The pause in the last quarter of 2012 was mainly for doing contract work, to get some money for food and shelter - but it also gave us time to rethink some design decisions we made regarding TRI. The main concern was to make everything easier for us to create content, which means
simpler textures– mostly just quadratic tiles
simpler mapping – standardized box mapping will do in most cases
simpler level creation – try to stay in a grid of 1x1x1 meters initially
simpler level export – click a button in 3dsMax and the stuff is in the game
simpler mission design – the main goal of every level now consists of collecting three keys in order to open a portal to the next level
All this simplification resulted in a better consistency of the looks and the gameplay. The new art style can be tweaked quite easily by changing a few colors, the ambient light and the global fog. Improving the gameplay and layout of a single level even after texturing and mapping it became easy. With the new limitations, we can predict the ideal size and content of a level much better and we're more confident now when creating the level design.
We also built a tutorial mission which will introduce the player to the world, so it contains a show-jumping course for learning the basic controls, but will also be the start of the story, as NPCs will give the player motivation to actually move through the levels.
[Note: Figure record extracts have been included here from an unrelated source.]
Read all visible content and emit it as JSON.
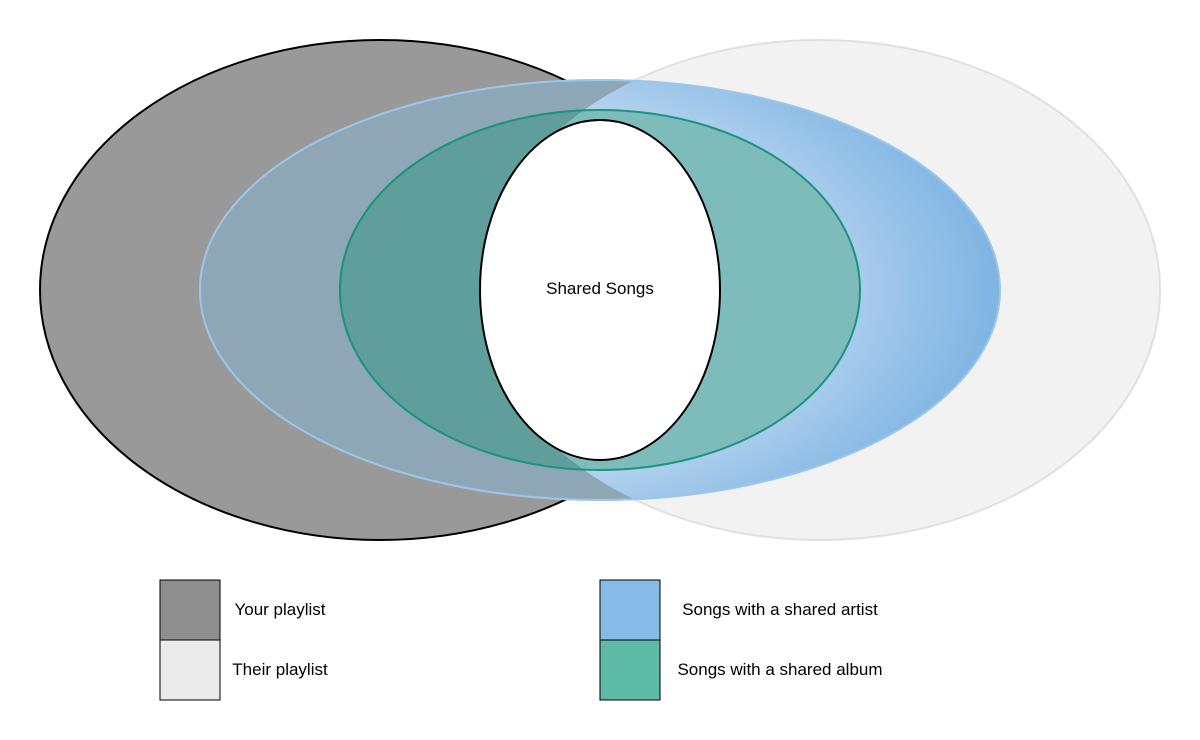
{
  "center_label": "Shared Songs",
  "sets": [
    {
      "id": "your-playlist",
      "color": "#999999"
    },
    {
      "id": "their-playlist",
      "color": "#f2f2f2"
    },
    {
      "id": "shared-artist",
      "color": "#8cbde8"
    },
    {
      "id": "shared-album",
      "color": "#6cb5b0"
    }
  ],
  "legend": [
    {
      "label": "Your playlist",
      "color": "#8f8f8f"
    },
    {
      "label": "Their playlist",
      "color": "#ebebeb"
    },
    {
      "label": "Songs with a shared artist",
      "color": "#85bbe6"
    },
    {
      "label": "Songs with a shared album",
      "color": "#5ebba8"
    }
  ]
}
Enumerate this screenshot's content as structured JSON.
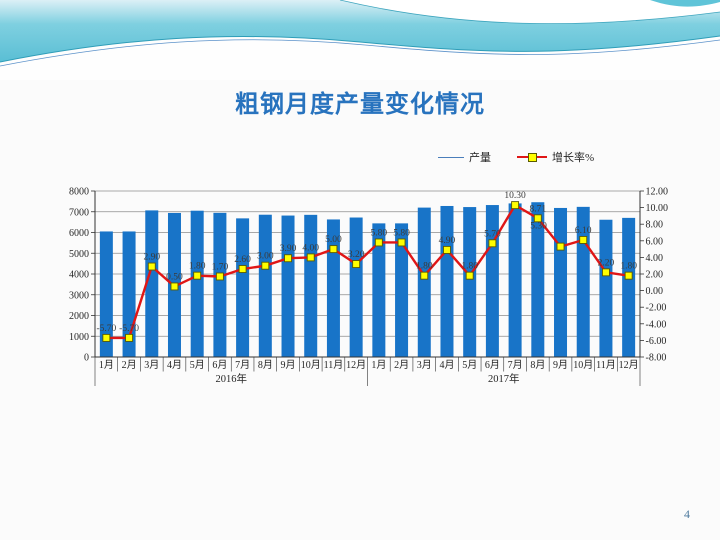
{
  "slide": {
    "title": "粗钢月度产量变化情况",
    "page_number": "4"
  },
  "colors": {
    "bar": "#1874c8",
    "line": "#e01616",
    "marker_fill": "#ffff00",
    "marker_border": "#5a5a00",
    "grid": "#8c8c8c",
    "axis": "#333333",
    "chart_text": "#262626",
    "title": "#2873be"
  },
  "legend": [
    {
      "label": "产量",
      "swatch": "blue-line"
    },
    {
      "label": "增长率%",
      "swatch": "red-line-yellow-square-marker"
    }
  ],
  "chart_data": {
    "type": "bar+line",
    "categories": [
      "1月",
      "2月",
      "3月",
      "4月",
      "5月",
      "6月",
      "7月",
      "8月",
      "9月",
      "10月",
      "11月",
      "12月",
      "1月",
      "2月",
      "3月",
      "4月",
      "5月",
      "6月",
      "7月",
      "8月",
      "9月",
      "10月",
      "11月",
      "12月"
    ],
    "year_groups": [
      {
        "label": "2016年",
        "count": 12
      },
      {
        "label": "2017年",
        "count": 12
      }
    ],
    "series": [
      {
        "name": "产量",
        "type": "bar",
        "axis": "left",
        "values": [
          6050,
          6050,
          7065,
          6942,
          7050,
          6947,
          6681,
          6857,
          6817,
          6851,
          6629,
          6722,
          6440,
          6440,
          7200,
          7278,
          7226,
          7323,
          7402,
          7459,
          7183,
          7236,
          6615,
          6705
        ]
      },
      {
        "name": "增长率%",
        "type": "line",
        "axis": "right",
        "marker": "square",
        "values": [
          -5.7,
          -5.7,
          2.9,
          0.5,
          1.8,
          1.7,
          2.6,
          3.0,
          3.9,
          4.0,
          5.0,
          3.2,
          5.8,
          5.8,
          1.8,
          4.9,
          1.8,
          5.7,
          10.3,
          8.71,
          5.3,
          6.1,
          2.2,
          1.8
        ],
        "data_labels": [
          "-5.70",
          "-5.70",
          "2.90",
          "0.50",
          "1.80",
          "1.70",
          "2.60",
          "3.00",
          "3.90",
          "4.00",
          "5.00",
          "3.20",
          "5.80",
          "5.80",
          "1.80",
          "4.90",
          "1.80",
          "5.70",
          "10.30",
          "8.71",
          "5.30",
          "6.10",
          "2.20",
          "1.80"
        ]
      }
    ],
    "left_axis": {
      "min": 0,
      "max": 8000,
      "step": 1000,
      "ticks": [
        "0",
        "1000",
        "2000",
        "3000",
        "4000",
        "5000",
        "6000",
        "7000",
        "8000"
      ]
    },
    "right_axis": {
      "min": -8,
      "max": 12,
      "step": 2,
      "ticks": [
        "-8.00",
        "-6.00",
        "-4.00",
        "-2.00",
        "0.00",
        "2.00",
        "4.00",
        "6.00",
        "8.00",
        "10.00",
        "12.00"
      ]
    },
    "grid": true,
    "legend_position": "top-right"
  }
}
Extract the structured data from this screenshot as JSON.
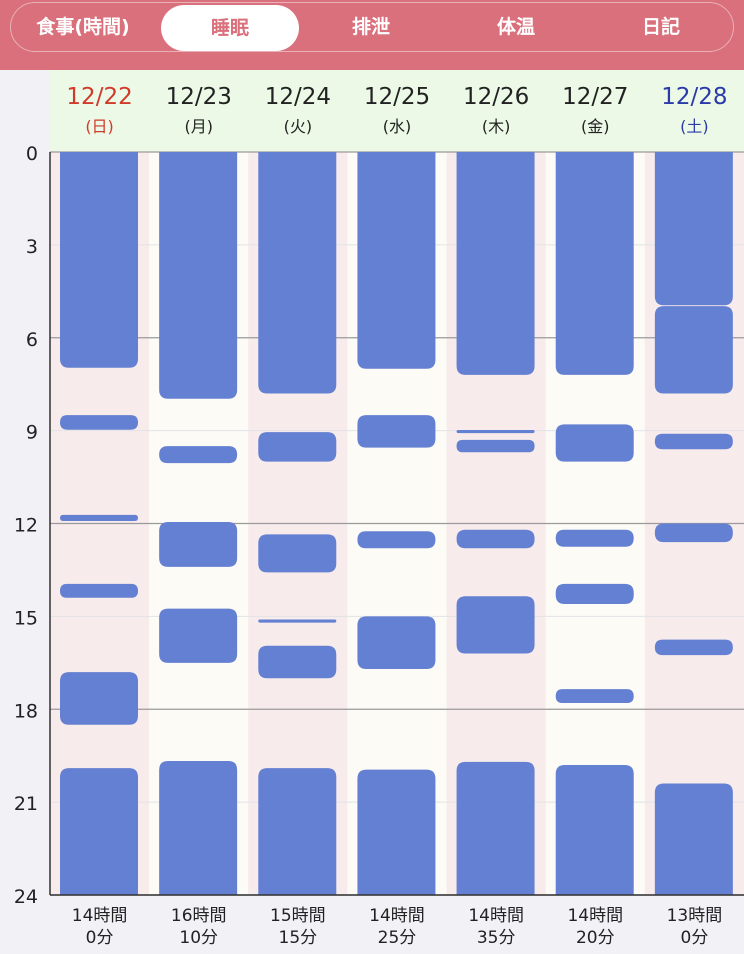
{
  "tabs": [
    {
      "label": "食事(時間)",
      "active": false
    },
    {
      "label": "睡眠",
      "active": true
    },
    {
      "label": "排泄",
      "active": false
    },
    {
      "label": "体温",
      "active": false
    },
    {
      "label": "日記",
      "active": false
    }
  ],
  "colors": {
    "header": "#d9707c",
    "bar": "#6480d2",
    "date_header_bg": "#ecf9e6",
    "sunday": "#d03a2a",
    "saturday": "#2a3aa8",
    "weekday": "#222222",
    "col_pink": "#f8ebec",
    "col_cream": "#fdfbf6"
  },
  "chart_data": {
    "type": "bar",
    "y_axis": {
      "min": 0,
      "max": 24,
      "ticks": [
        "0",
        "3",
        "6",
        "9",
        "12",
        "15",
        "18",
        "21",
        "24"
      ]
    },
    "days": [
      {
        "date": "12/22",
        "weekday": "(日)",
        "kind": "sunday",
        "total_hours": "14時間",
        "total_minutes": "0分",
        "segments": [
          [
            0,
            6.97
          ],
          [
            8.5,
            8.97
          ],
          [
            11.72,
            11.92
          ],
          [
            13.95,
            14.4
          ],
          [
            16.8,
            18.5
          ],
          [
            19.9,
            24
          ]
        ]
      },
      {
        "date": "12/23",
        "weekday": "(月)",
        "kind": "weekday",
        "total_hours": "16時間",
        "total_minutes": "10分",
        "segments": [
          [
            0,
            7.97
          ],
          [
            9.5,
            10.05
          ],
          [
            11.95,
            13.4
          ],
          [
            14.75,
            16.5
          ],
          [
            19.67,
            24
          ]
        ]
      },
      {
        "date": "12/24",
        "weekday": "(火)",
        "kind": "weekday",
        "total_hours": "15時間",
        "total_minutes": "15分",
        "segments": [
          [
            0,
            7.8
          ],
          [
            9.05,
            10.0
          ],
          [
            12.35,
            13.58
          ],
          [
            15.1,
            15.2
          ],
          [
            15.95,
            17.0
          ],
          [
            19.9,
            24
          ]
        ]
      },
      {
        "date": "12/25",
        "weekday": "(水)",
        "kind": "weekday",
        "total_hours": "14時間",
        "total_minutes": "25分",
        "segments": [
          [
            0,
            7.0
          ],
          [
            8.5,
            9.55
          ],
          [
            12.25,
            12.8
          ],
          [
            15.0,
            16.7
          ],
          [
            19.95,
            24
          ]
        ]
      },
      {
        "date": "12/26",
        "weekday": "(木)",
        "kind": "weekday",
        "total_hours": "14時間",
        "total_minutes": "35分",
        "segments": [
          [
            0,
            7.2
          ],
          [
            8.98,
            9.08
          ],
          [
            9.3,
            9.7
          ],
          [
            12.2,
            12.8
          ],
          [
            14.35,
            16.2
          ],
          [
            19.7,
            24
          ]
        ]
      },
      {
        "date": "12/27",
        "weekday": "(金)",
        "kind": "weekday",
        "total_hours": "14時間",
        "total_minutes": "20分",
        "segments": [
          [
            0,
            7.2
          ],
          [
            8.8,
            10.0
          ],
          [
            12.2,
            12.75
          ],
          [
            13.95,
            14.6
          ],
          [
            17.35,
            17.8
          ],
          [
            19.8,
            24
          ]
        ]
      },
      {
        "date": "12/28",
        "weekday": "(土)",
        "kind": "saturday",
        "total_hours": "13時間",
        "total_minutes": "0分",
        "segments": [
          [
            0,
            4.95
          ],
          [
            4.98,
            7.8
          ],
          [
            9.1,
            9.6
          ],
          [
            12.0,
            12.6
          ],
          [
            15.75,
            16.25
          ],
          [
            20.4,
            24
          ]
        ]
      }
    ]
  }
}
Right now we get mostly positive feedback, especially regarding the level architecture. But not enough people are playing the game – let alone buying the alpha version. The trailers we do might be big turn-offs, as creating the triangles seems tedious. It's actually fun and feels natural, but how can we tell the hard to convince trailer-watchers? We probably need to make it more clear that TRI's focus is not only on puzzles but also on exploration.